The data acquisition was controlled by a python script which includes the sample coordinates, exposure time (in proton current), data folder and data filename definitions; for a full explanation of the IMAT data collection process the reader is referred to ³⁷. Utilising a target proton current for data acquisition ensures effective sample exposure time in case the neutron source trips and/or neutron pulses are vetoed by, for example, the chopper system or sample environment ³⁷. The total proton current for the disc and bar samples was 100.0059 μA and \(127.7611{ }\upmu \text{A}\) which was equivalent to \(2h 31m 44s\) and \(3h 13m 1s\) acquisition time, respectively. The proton current/acquisition time for the bars was increased due to an increase in sample thickness of 3.4 mm. A stack of 2711 radiographies were collected for each test, with each radiography belonging to a specific wavelength.

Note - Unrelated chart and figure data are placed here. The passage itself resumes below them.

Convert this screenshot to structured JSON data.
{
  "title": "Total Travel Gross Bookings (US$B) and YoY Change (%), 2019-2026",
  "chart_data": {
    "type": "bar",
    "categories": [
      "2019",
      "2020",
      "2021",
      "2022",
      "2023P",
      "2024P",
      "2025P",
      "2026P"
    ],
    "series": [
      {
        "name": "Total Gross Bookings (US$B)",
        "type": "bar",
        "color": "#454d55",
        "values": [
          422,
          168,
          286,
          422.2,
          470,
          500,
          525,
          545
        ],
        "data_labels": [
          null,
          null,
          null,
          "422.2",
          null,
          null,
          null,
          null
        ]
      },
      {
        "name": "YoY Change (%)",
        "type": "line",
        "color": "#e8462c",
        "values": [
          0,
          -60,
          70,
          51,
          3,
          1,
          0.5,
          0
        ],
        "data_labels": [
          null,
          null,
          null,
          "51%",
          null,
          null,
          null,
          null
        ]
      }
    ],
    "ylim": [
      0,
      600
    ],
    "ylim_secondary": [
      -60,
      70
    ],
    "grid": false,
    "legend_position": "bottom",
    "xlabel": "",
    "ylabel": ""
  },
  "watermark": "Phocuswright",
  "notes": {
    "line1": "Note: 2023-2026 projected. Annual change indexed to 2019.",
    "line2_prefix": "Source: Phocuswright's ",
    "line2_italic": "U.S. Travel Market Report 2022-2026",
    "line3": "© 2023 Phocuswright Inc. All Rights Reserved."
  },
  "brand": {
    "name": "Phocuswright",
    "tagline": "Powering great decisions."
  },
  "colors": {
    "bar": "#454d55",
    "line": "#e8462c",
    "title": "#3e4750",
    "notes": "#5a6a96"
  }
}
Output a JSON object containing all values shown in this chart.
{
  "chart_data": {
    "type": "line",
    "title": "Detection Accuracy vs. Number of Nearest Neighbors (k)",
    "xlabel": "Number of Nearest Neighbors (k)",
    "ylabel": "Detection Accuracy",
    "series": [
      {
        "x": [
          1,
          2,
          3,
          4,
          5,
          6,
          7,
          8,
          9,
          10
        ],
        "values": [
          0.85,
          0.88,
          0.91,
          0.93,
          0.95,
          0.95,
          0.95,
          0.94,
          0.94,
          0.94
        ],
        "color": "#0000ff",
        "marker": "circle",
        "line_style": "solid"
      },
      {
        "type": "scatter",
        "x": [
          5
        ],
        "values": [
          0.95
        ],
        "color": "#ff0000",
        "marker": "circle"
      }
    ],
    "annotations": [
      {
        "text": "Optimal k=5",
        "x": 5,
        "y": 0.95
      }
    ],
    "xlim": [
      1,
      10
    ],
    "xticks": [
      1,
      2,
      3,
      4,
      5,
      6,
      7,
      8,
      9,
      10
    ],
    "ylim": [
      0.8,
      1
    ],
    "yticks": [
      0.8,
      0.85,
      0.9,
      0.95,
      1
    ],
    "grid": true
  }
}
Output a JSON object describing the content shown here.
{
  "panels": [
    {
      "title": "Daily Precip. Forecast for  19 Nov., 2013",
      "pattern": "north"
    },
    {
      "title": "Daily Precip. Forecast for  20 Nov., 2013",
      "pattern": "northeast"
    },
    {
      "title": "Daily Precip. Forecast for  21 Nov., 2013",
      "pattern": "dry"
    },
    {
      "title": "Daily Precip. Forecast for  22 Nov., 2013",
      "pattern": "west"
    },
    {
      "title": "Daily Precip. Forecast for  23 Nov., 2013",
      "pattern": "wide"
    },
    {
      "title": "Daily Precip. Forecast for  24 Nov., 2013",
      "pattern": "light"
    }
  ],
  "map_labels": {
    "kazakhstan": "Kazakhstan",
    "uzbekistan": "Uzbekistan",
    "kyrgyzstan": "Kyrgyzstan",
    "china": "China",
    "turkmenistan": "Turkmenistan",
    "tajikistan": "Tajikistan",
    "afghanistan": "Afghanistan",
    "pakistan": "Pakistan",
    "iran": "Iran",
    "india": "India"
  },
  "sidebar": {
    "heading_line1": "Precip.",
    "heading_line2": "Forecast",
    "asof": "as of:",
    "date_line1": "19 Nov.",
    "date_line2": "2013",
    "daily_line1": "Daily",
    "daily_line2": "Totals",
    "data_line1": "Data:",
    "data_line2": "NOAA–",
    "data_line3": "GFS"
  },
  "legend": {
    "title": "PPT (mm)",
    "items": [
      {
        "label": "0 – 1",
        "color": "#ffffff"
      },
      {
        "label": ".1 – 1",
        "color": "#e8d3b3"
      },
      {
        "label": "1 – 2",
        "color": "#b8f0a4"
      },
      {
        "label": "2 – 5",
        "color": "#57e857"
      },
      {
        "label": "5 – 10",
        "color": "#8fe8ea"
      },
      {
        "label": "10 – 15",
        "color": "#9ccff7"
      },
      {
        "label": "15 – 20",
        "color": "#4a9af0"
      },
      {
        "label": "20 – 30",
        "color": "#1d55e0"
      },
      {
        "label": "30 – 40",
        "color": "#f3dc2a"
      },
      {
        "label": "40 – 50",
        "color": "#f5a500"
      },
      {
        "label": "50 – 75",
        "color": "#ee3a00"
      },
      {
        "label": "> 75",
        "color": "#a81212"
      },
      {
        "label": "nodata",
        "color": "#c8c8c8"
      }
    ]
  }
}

The data was corrected prior to Bragg-dip analysis following a method used by the BEAn software ⁵². Six MCP readouts (shutter positions) were chosen to reduce the event overlap ⁵³. Event overlap occurs due to artefacts (dip in transmission) as a result of the probability of neutron capture falling as neutrons are registered (between readouts). Thus, the efficiency at which neutrons are captured decreases with the number of neutrons captured. To account for this dip in transmission, Poisson statistics were used to calculate the actual events that should have been detected between readouts.

The open beam and sample beam data after overlap correction were scaled to the same number of incident neutrons. This was achieved by reducing the open beam data down to the same number of counts using a multiplication factor as described in ⁵². Once scaled the sample stack was normalised by dividing pixel by pixel by the open beam data to calculate a stack of transmission images. Both open beam and sample stacks are then subjected to artefact cleaning by filling the dead pixels using averages of surrounding neighbours.